Richard Kim, M.D., former professor of Medicine and clinical pharmacologist at Vanderbilt University, will deliver this year’s Grant R. Wilkinson Distinguished Lecture in Clinical Pharmacology at 8 a.m. Thursday, Feb. 27, in 208 Light Hall.
Kim, professor and chair of the Division of Clinical Pharmacology at the University of Western Ontario in London, Ontario, Canada, will discuss “Translating Mechanisms of Drug Disposition and Response to Personalized Medicine.”

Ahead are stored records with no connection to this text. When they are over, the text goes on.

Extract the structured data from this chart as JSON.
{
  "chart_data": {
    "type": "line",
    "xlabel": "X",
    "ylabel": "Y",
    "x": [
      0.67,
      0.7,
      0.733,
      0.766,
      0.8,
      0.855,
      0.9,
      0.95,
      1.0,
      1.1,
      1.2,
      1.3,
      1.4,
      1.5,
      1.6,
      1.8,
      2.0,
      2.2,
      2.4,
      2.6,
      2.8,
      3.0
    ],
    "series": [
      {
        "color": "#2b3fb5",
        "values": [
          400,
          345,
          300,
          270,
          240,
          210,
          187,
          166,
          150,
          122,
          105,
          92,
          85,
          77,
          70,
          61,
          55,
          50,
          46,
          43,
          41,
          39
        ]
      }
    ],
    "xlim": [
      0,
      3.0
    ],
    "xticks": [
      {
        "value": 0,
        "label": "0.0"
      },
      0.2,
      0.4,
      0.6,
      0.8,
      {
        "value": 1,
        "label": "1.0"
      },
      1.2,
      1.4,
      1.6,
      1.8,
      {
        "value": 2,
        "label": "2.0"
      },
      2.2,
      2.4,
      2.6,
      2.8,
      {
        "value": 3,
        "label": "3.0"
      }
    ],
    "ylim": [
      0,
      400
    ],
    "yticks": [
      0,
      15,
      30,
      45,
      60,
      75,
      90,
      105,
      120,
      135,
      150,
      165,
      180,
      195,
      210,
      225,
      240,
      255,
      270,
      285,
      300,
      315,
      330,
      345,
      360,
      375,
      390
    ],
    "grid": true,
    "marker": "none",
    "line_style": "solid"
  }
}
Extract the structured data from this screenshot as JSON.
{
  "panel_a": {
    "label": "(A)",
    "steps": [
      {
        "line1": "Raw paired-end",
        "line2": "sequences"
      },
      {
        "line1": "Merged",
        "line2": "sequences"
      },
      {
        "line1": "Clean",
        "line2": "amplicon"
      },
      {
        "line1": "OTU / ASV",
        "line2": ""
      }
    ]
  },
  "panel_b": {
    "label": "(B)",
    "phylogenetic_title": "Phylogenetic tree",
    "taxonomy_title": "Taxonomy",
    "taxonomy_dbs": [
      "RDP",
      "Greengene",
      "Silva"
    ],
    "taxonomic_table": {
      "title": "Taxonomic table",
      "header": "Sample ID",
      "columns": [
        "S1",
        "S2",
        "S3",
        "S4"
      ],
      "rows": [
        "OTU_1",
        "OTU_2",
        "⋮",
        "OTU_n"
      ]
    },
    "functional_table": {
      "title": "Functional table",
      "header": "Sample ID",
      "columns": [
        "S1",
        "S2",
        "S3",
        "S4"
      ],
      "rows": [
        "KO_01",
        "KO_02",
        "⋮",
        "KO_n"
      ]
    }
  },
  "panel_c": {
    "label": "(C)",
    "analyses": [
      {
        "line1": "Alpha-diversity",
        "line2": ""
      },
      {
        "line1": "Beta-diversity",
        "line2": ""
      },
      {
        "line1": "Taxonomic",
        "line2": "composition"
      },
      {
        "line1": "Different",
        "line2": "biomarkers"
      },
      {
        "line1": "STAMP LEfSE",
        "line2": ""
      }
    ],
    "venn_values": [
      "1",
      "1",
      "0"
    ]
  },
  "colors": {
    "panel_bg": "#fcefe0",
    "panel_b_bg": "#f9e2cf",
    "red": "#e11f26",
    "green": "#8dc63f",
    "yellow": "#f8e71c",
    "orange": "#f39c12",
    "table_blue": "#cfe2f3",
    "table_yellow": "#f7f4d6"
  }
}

Kim earned his medical degree from the University of Saskatchewan in 1987. After completing an internship and residency training in internal medicine, he came to Vanderbilt in 1991 for three years of postdoctoral fellowship training in Clinical Pharmacology.
He joined the Vanderbilt faculty in 1994 and was named full professor a decade later. In 2006, he moved to the University of Western Ontario to lead a research program in translational and personalized medicine.
In 2012, Kim was awarded the Wolfe Medical Research Chair in Pharmacogenomics by the Schulich School of Medicine and Dentistry at Western. He also directs the Centre for Clinical Investigation and Therapeutics at University Hospital in London.
A fellow of the Royal College of Physicians of Canada, the American College of Physicians, the American Association of Pharmaceutical Scientists and the Canadian Academy of Health Sciences, Kim also is an elected member of the American Society for Clinical Investigation.
The lecture, named for the late Grant R. Wilkinson, Ph.D., D.Sc., a distinguished Vanderbilt clinical pharmacologist, is sponsored by Vanderbilt’s Division of Clinical Pharmacology and the Department of Pharmacology.